Lover of wordplay and rhetorical snark that I am, it is taking me an immense deal of restraint to not explode into ridiculing laughter at the following announcement because I'm not convinced that reaction is warranted in this particular case. But with the way every excited toss of collegiate confetti into the buzzword-perfumed air can often prove to be less exciting than it pretends if the shredded pieces are reassembled, and the fact that there’s a slight taste of that asterisk-ridden lingo to what I read of the announcement as well, I can hardly be blamed for this impulse.
The news is that U.S. News and World Report has declared Cal Poly the Most Efficient University among regional universities in the West. Whether this allows students to rename Poly Canyon Village “Best Western” is up for a great deal of debate, but cheap joke aside, this is pretty cool news. Sure, the overly analytical, such as myself, might say “it’s only the most efficient in the West” and “it’s not even the top ranked school in the West in terms of educational quality by the very same website” but let’s be realistic here—not every college on God’s Good Earth is going to be at the exact same level of quality in every single attribute.
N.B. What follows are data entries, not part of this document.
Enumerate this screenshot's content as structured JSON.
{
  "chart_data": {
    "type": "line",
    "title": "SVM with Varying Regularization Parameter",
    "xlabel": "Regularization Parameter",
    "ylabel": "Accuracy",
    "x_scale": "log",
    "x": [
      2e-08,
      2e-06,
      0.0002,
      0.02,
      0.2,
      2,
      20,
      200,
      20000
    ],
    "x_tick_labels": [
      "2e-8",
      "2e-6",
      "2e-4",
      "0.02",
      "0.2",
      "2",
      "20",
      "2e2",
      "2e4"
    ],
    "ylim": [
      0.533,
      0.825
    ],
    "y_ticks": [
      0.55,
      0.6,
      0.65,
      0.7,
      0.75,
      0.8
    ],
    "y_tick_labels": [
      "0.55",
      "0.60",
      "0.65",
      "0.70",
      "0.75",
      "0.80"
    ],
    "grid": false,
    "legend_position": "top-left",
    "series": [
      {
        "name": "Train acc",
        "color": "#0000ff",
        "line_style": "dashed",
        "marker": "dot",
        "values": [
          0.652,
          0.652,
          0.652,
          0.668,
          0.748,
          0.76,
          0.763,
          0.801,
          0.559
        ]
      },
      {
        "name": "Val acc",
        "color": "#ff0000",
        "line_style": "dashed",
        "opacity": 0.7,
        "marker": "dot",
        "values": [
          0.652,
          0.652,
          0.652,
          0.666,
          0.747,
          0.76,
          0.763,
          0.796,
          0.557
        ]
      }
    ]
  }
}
Heck, many colleges are going to have different strengths, and even the “best” may not be what you actually need for your particular situation. Besides, Cal Poly is still ranked 10th best in the West and No. 1 in this area’s public universities, being the most efficient is not just icing on the cake, it’s a true testament to the college’s commitment to offer all it can to make its motto proud.
Here’s where I actually begin to struggle, though: “efficiency” in this case refers to the amount of money spent per student on programs. Doing the most with what you have is fantastic. However, bits and pieces of the actual report almost seem to hone in on the idea that the less you spend on your students and services, the better of a job you are doing. I realize that this probably isn’t the intent, but in a world filled with voices gasping that their cause deserves funding more, having one’s part, as small as it might be, in a program that exists to make us something better than we are and show others that we deserve their damned attention after all be reduced to saying “yeah, well look at the University of Molossia, they don’t need nearly as much to change a person’s life forever, what the hell is keeping you back?” is too insulting to too many people I don’t have space to name.
Congratulations, Cal Poly, but you already had my appreciation, for heaven’s sake.